Keduanya Bersenjata Nuklir, Rusia dan China Membuat AS Sakit Kepala
loading...
A
A
A
WASHINGTON - Amerika Serikat (AS) menghadapi masalah pencegahan strategis yang lebih kompleks karena China dan Rusia terus memodernisasi senjata nuklir dan konvensional mereka. Kebangkitan militer kedua negara itu benar-benar membuat Washington "sakit kepala" karena muncul secara bersamaan.
"Ini adalah pertama kalinya kami akan menghadapi dua musuh berkemampuan nuklir," kata Kepala Komando Strategis AS, Laksamana Charles Richard, dalam sambutannya di Mitchell Institute.

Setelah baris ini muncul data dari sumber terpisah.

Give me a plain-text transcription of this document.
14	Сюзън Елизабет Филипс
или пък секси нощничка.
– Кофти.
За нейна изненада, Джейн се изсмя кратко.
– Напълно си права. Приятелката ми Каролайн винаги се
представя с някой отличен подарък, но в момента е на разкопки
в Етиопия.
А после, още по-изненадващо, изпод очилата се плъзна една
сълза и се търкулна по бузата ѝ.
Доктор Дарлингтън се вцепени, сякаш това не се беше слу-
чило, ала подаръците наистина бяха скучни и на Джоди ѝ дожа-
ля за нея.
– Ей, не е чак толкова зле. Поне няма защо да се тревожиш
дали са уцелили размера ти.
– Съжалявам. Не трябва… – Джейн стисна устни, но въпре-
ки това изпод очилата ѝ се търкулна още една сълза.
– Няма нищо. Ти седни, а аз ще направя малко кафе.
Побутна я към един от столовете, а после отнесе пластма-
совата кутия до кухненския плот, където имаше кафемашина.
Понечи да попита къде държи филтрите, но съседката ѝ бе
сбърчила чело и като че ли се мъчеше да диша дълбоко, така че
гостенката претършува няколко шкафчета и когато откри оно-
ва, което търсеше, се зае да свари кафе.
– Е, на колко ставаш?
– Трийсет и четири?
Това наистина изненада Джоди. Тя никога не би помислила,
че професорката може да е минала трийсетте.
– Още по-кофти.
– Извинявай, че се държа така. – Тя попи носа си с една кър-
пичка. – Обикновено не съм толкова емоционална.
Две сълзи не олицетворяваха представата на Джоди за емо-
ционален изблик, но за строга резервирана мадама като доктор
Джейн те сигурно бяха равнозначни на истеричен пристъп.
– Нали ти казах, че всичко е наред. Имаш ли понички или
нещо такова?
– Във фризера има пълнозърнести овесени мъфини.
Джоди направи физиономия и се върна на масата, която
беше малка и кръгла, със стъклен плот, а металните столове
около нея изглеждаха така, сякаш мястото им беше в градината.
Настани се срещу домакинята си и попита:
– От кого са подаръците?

"Sejak runtuhnya Uni Soviet, AS tidak harus mempertimbangkan lawan dekat dalam waktu hampir 30 tahun," ujarnya, seperti dilansir USNI News, Jumat (31/7/2020).
Kremlin telah mencapai 70 persen dari tujuan modernisasi menyeluruh yang ditetapkan 15 tahun lalu. "Penumpukan (senjata) ini mencakup beberapa ribu, senjata nuklir non-traktat," kata Richard, merujuk pada rudal jelajah dan rudal balistik yang tidak tercakup oleh perjanjian pengendalian senjata strategis.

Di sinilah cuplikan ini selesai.